While it has not yet been announced how the Facebook Live payment system will work or what commission rates may be, Barnz opines that the reggae industry should utilise the monetised platform, particularly disc jockeys who have sustained online parties since “outside stop keep,” with the only cost of admission being a strong Wi-Fi connection.
“I believe it should help them to access the new ‘entrance fee’ to virtual parties on Facebook to give another income stream. The DJs have copyright issues.
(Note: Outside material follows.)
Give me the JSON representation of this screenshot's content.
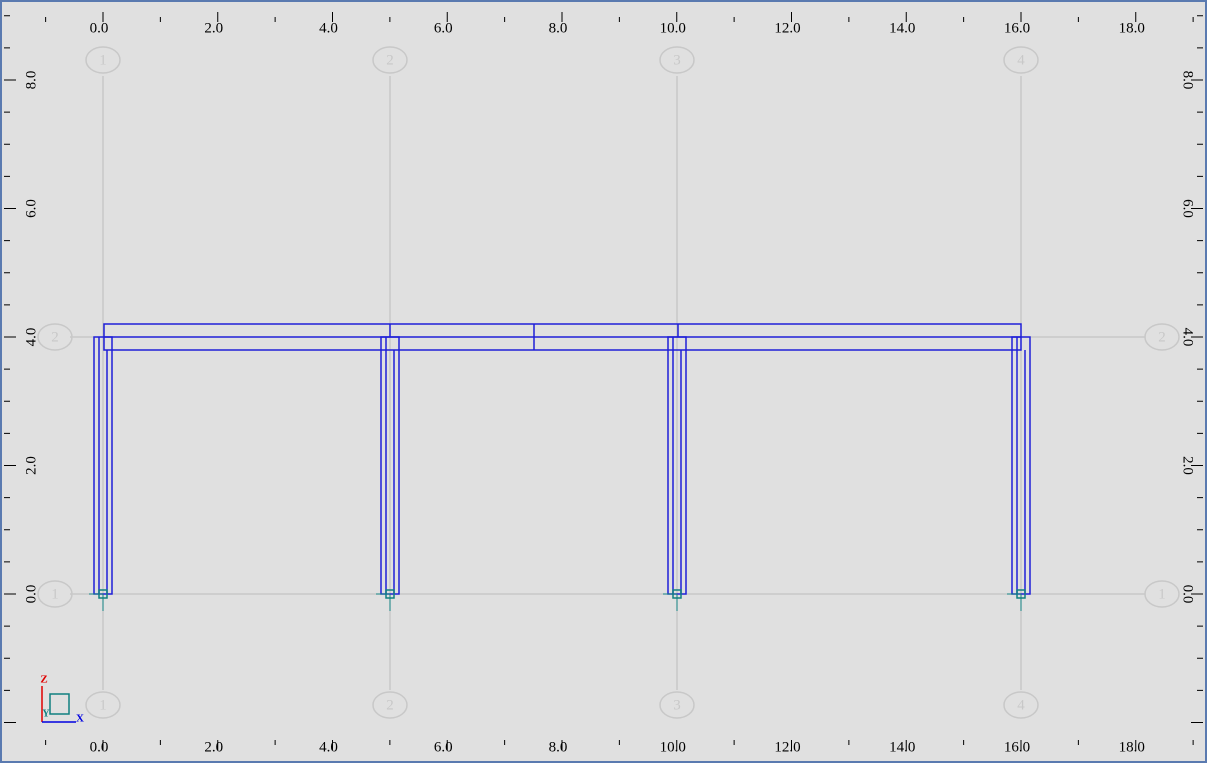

A lot of them have been posting, ‘I am not the owner of this copyright material, I have no intentions of infringing.’ I’ve seen that on over 100 deejays’ captions, right beside their money-pull-up PayPal or CashApp tags,” Barnz observed.
Currently, donation links are live on streams that benefit non-profit groups. “To support creators and small businesses, we plan to add the ability for pages to charge for access to events with Live videos on Facebook – anything from online performances to classes to professional conferences,” an announcement from Facebook reads.
Still, that solution can only be temporary, especially for musicians, vocalists, roadies, and the sound and light engineers whose fulfilment comes from standing in the flesh, on a stage, connecting to a live, loud and applauding audience.
As he keeps watch, Barnz does not anticipate that concerts and other such gatherings will become viable income streams in the near future. As it relates to show postponements and cancellations, “I’ve seen where what was previously rescheduled for late summer and fall (September to October), all of those shows got rescheduled, and are starting to get cancelled now,” he told The Gleaner.
Dates are being pushed further back, into 2021. Locally, we’ve seen such a decision taken with Joe Bogdanovich, owner of the Reggae Sumfest brand.
Based on discussions with international contacts and his own observation of the shifting industry, Barnz suggests a renewed approach that engages roadies, stage hands, production crews and all others whose success depended on sold-out clubs, arenas or stadium concerts. To eventually reintroduce live music performances, promoters will have to radically alter their approach. “Multiple nights, 100-person capacity, small venues will be a norm for now, going forward,” Barnz said.
This suggestion comes as he sees European territories begin easing their COVID-19 cautionary instructions bit by bit. He advises that other music industry professionals be watchful as well, noting that Jamaica could take cues from how the international community initiates their bounce back into action.
“I’ve gotten words that barbershops in Portugal reopened this week. One of my agents said he went for a haircut, but he had to wear a mask and take social-distancing precautionary measures. We, as agents, management or representatives, should study the market daily. Changes occur by the second. We will have to assess more often,” he said.